Empat atau lima butir kelapa diserak di atas pasir putih. Dengan sigap, Pak Odigenes mengambil sebilah golok dan mengupas kelapa itu satu per satu. Saya hanya mengamati sambil duduk ketika tangan-tangan legam itu dengan lihai membantai batok-batok kelapa yang masih hijau.
Kami barangkali sudah cukup jauh dari Waigeo. Perahu kecil yang kami tumpangi sudah hampir setengah hari berada di pasase laut Dampier dan baru beberapa saat yang lalu kami terdampar di daratan ini. Mungkin satu dari sekian ribu pulau yang ada di sebaran Batang Pele.
Ketika orang bicara perihal Raja Ampat, acapkali mereka tiada gambaran tentang betapa luasnya wilayah ini. Raja Ampat meliputi ribuan kepulauan dalam teritori seluas Jawa Timur!
Dengan demikian, bicara tentang Raja Ampat sahaja akan jauh dari kata spesifik. Butuh berlapis-lapis penjelasan untuk menyatakan posisi kita dengan lebih akurat, apakah Pulau Mansuar, Pulau Kawe, atau malah Pulau Sajang?
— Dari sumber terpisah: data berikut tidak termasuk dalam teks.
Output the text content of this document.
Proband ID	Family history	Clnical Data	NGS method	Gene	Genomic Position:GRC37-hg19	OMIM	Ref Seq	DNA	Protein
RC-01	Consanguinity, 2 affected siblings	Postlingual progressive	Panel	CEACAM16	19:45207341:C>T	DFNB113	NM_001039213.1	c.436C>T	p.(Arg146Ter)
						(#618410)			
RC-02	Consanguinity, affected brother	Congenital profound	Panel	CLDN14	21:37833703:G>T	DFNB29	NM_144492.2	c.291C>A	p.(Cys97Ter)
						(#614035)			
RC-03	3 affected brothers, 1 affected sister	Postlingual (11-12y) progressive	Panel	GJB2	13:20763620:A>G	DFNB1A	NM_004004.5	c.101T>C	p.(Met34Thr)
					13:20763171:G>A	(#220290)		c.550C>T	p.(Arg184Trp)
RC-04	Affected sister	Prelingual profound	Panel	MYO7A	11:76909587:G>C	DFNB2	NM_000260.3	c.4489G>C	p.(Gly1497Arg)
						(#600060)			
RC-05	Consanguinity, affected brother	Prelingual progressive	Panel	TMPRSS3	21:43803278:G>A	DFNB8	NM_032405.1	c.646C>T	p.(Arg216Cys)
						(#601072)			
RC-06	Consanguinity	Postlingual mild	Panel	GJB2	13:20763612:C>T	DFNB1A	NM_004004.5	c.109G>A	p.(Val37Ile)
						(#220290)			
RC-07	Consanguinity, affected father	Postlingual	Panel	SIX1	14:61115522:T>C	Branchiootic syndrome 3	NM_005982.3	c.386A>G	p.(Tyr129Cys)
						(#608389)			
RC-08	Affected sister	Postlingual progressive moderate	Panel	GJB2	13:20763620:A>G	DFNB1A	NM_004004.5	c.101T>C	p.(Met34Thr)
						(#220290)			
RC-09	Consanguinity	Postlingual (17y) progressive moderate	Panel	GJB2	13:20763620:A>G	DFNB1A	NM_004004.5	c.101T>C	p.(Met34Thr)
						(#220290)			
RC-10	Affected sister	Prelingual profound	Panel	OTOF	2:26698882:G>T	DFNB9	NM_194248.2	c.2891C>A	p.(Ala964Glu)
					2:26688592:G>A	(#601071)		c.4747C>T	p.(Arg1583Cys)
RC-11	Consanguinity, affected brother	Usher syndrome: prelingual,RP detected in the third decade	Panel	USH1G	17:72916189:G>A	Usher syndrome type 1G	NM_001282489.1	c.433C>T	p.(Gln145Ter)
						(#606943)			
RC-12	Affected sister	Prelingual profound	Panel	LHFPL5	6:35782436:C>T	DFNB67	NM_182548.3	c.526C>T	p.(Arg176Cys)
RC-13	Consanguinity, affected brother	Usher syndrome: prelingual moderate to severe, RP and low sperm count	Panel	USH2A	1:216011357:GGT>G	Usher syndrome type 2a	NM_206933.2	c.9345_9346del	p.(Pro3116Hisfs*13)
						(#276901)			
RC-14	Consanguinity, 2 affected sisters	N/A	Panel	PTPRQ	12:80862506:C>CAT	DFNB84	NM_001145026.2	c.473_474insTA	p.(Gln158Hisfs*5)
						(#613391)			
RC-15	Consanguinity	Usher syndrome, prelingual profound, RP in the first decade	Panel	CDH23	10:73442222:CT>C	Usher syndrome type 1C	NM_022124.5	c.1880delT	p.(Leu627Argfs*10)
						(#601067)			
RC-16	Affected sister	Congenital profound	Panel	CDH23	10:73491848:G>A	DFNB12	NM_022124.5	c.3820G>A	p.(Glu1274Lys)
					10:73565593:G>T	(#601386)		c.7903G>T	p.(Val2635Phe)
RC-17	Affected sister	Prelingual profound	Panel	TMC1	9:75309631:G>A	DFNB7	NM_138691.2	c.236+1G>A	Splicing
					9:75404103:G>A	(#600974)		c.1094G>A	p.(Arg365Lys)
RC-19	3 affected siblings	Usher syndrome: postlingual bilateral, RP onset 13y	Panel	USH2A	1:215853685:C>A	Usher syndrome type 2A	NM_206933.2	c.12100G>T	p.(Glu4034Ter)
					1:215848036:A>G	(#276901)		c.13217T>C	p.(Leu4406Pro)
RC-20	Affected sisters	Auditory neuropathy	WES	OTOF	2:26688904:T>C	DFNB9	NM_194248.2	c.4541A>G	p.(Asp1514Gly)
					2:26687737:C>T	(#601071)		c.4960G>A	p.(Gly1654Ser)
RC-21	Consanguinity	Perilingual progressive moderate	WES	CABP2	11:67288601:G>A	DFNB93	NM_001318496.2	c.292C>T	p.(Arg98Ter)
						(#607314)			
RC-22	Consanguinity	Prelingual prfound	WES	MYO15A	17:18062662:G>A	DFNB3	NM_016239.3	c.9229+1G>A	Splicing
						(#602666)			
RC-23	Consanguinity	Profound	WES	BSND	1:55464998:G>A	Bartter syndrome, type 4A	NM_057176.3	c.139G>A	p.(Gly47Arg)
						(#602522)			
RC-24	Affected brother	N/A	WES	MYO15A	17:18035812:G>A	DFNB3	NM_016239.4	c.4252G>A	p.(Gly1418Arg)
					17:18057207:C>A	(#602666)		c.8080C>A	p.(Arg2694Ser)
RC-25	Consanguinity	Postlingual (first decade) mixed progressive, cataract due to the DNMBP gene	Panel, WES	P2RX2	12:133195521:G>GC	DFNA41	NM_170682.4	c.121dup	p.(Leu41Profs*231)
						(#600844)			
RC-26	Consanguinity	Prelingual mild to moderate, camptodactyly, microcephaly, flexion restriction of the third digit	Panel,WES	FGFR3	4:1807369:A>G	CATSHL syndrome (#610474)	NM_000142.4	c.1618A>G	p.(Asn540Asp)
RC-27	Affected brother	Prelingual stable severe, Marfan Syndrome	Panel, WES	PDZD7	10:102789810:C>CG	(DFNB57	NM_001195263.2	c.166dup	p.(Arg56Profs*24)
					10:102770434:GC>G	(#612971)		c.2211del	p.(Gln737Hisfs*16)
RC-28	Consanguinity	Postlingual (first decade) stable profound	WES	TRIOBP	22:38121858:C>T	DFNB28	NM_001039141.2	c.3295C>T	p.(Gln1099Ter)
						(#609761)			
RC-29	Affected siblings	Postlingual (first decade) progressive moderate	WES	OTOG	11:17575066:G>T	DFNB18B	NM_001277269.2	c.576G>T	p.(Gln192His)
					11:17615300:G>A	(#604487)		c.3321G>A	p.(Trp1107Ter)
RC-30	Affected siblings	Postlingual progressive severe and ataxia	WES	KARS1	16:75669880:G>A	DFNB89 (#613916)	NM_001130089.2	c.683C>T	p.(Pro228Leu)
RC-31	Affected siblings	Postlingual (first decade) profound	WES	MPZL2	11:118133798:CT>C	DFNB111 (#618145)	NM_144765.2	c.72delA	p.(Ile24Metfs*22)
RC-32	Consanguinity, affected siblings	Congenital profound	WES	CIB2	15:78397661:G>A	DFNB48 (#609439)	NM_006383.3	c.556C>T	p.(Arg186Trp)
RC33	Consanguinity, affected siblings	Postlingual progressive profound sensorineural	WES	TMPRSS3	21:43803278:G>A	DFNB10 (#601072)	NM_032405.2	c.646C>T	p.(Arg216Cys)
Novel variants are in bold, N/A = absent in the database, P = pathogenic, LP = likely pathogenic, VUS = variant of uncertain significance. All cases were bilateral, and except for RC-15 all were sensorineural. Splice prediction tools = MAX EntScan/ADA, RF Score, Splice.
Tidak hanya kontur geografinya yang berbeda namun juga kultur masyarakatnya, apabila pulau tersebut berpenghuni.
Dan pada siang yang terang benderang ini, tersudutlah saya di sebuah pulau tanpa nama, sebuah daratan kosong di sebelah barat Pulau Batang Pele.
“Saya juga tidak tahu nama pulau ini,” ungkap Pak Titus sambil tersenyum lebar memperlihatkan gigi-giginya yang putih, “Kami berhenti di pulau manapun bisa dapat kelapa.”
Apalah arti dari sebuah nama, terlebih untuk sebuah pulau di Lautan Halmahera, selain menjadi bagian penting dalam proses navigasi di kemudian hari. Namun entahlah. Apakah hukum negara republik ini mengizinkan pulau tanpa nama untuk saya namai?